Week #2 Blog Entry - Stanford Prison Experiment


Do you think the Stanford Prison Experiment was ethical? Why or why not? (Feel free to also write about any other aspects of the experiment that you find interesting or noteworthy.)

In its assumptions, the experiment was ethical, as the people conducting the experiment expected the subjects to know what their roles were, but to not get far into them.  However, some of the results were not foreseen by the investigators.  The study became unethical by the way it was executed by the researchers.  In my opinion, any study carries risk of developing into a situation that comes out of control.  The researcher’s responsibility is to recognize hazardous situations/behaviors and terminate the experiment immediately.  The problem is, the researcher connected to his work in a personal way, and it isn’t of a researcher’s interest to terminate his own work prematurely, even more so when there was o supervision by independent bodies (IRBs, for example).  A good example of that rule, is that after the prison experiment, new guidelines were approved in order to protect human subject in research, so that no other future study would get out of control as the Prison Experiment did.  Additionally, that experiment created guidelines to performing similar studies with minimal risk to the subjects. 

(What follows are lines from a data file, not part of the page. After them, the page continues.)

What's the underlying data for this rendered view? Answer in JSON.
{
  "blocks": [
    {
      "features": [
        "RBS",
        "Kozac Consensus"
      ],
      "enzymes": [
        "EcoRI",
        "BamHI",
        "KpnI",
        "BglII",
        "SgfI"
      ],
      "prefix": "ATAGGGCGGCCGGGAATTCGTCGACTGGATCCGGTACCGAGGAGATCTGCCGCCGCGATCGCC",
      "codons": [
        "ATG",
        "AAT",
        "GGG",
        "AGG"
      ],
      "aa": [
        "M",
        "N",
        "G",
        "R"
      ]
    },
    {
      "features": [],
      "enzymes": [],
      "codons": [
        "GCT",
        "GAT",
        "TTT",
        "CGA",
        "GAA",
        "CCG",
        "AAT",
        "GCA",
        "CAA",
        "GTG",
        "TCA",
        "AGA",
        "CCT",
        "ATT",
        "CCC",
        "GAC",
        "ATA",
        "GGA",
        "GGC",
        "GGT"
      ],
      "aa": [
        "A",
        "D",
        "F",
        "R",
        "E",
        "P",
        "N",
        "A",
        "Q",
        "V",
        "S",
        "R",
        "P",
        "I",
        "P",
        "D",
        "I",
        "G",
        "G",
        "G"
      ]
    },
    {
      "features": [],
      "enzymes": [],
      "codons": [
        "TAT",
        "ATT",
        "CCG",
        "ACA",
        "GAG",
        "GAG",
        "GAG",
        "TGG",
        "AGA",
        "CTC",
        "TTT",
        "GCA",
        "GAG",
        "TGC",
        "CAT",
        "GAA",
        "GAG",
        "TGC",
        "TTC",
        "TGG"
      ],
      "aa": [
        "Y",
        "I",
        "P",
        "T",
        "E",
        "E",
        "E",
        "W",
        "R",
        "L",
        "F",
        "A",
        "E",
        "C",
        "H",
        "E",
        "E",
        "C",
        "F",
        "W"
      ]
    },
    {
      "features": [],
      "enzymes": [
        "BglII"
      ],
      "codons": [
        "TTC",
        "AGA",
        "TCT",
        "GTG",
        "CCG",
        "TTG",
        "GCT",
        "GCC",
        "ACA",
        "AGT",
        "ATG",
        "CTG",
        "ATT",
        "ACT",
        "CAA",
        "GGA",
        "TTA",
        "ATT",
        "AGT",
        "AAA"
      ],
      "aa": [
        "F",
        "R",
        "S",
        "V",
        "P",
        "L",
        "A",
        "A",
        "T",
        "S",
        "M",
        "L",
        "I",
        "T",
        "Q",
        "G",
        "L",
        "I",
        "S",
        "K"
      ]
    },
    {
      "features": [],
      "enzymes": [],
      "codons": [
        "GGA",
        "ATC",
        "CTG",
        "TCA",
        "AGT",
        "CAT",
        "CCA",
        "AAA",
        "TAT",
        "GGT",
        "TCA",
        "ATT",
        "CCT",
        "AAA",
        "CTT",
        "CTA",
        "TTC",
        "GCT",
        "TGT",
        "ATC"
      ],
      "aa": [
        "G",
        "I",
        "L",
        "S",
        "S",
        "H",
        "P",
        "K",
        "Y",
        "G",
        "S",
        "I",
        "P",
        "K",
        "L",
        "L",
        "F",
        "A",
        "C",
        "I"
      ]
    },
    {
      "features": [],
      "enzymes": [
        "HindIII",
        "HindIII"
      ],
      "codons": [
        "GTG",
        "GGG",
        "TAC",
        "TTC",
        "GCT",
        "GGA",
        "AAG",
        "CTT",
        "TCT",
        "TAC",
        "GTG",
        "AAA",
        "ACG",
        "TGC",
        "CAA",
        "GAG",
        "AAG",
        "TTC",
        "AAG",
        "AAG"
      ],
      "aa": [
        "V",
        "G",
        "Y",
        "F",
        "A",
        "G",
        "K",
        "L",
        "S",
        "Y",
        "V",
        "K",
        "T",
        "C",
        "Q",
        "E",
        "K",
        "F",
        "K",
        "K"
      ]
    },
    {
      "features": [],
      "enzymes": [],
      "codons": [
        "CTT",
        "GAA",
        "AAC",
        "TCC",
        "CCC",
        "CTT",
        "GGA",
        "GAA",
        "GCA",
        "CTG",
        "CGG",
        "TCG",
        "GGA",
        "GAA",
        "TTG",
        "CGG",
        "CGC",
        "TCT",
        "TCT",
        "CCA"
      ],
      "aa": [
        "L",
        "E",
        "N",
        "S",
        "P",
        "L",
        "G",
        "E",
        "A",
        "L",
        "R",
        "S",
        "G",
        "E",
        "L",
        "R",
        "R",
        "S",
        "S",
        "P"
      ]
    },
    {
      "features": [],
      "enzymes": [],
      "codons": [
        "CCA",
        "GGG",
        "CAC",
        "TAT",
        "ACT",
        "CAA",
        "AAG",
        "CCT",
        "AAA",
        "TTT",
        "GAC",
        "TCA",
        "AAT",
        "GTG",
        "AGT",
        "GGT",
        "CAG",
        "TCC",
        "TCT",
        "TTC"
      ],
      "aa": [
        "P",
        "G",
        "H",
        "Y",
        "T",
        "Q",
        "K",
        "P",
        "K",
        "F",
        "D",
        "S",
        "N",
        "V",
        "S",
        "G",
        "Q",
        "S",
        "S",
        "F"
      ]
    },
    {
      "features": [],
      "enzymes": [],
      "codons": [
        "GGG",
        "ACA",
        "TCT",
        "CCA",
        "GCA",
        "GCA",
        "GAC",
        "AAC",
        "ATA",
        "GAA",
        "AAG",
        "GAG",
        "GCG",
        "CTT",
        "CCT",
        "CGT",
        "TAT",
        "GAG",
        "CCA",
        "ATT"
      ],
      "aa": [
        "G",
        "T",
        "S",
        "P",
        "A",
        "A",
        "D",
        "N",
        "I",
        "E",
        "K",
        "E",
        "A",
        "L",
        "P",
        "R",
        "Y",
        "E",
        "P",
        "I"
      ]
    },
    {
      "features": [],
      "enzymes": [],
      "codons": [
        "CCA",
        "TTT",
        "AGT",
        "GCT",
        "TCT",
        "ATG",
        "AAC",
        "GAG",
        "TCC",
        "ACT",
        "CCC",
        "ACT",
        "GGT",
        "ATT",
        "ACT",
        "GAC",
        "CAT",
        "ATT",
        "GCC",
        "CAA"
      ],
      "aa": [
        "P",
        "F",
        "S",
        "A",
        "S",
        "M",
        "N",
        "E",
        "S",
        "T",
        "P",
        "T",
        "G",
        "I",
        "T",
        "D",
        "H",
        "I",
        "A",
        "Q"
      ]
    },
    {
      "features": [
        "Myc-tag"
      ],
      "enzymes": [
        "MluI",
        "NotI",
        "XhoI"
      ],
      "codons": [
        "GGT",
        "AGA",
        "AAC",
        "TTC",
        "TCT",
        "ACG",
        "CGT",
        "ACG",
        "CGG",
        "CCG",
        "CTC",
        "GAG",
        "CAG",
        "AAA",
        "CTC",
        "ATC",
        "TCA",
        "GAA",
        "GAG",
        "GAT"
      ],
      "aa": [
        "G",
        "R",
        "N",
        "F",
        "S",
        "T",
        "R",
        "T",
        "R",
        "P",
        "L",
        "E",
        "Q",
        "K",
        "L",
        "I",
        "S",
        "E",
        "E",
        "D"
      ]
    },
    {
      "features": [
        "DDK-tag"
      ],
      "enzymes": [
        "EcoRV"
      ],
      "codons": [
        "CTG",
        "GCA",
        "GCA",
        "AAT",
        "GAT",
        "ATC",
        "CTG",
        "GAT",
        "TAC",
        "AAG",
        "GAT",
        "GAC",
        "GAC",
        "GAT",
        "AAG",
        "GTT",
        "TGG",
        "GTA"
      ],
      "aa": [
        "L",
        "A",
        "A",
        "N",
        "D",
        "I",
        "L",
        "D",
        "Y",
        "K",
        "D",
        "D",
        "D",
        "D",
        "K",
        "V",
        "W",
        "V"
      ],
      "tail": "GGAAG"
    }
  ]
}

            The question is:  what was the benefit from that research.  By law, the benefits (direct or indirect) should outweigh the risk in any given human subject research, and in this case, the risk to benefit ration seemed to not have been assessed properly beforehand.  There should have been procedures to continuously monitor the research as is the case now days.  When looking at it from a modern point of view, the study was unethical.  By our standards, there should have been more ways to minimize the physical and psychological distress endured by the subjects.  However, when thinking in a broader point of view, we have to take into consideration that at that time, what we would consider “unethical research” was common, as there were little constrains to what a researcher could do, and researchers weren’t properly educated as to how to protect the subjects’ well being.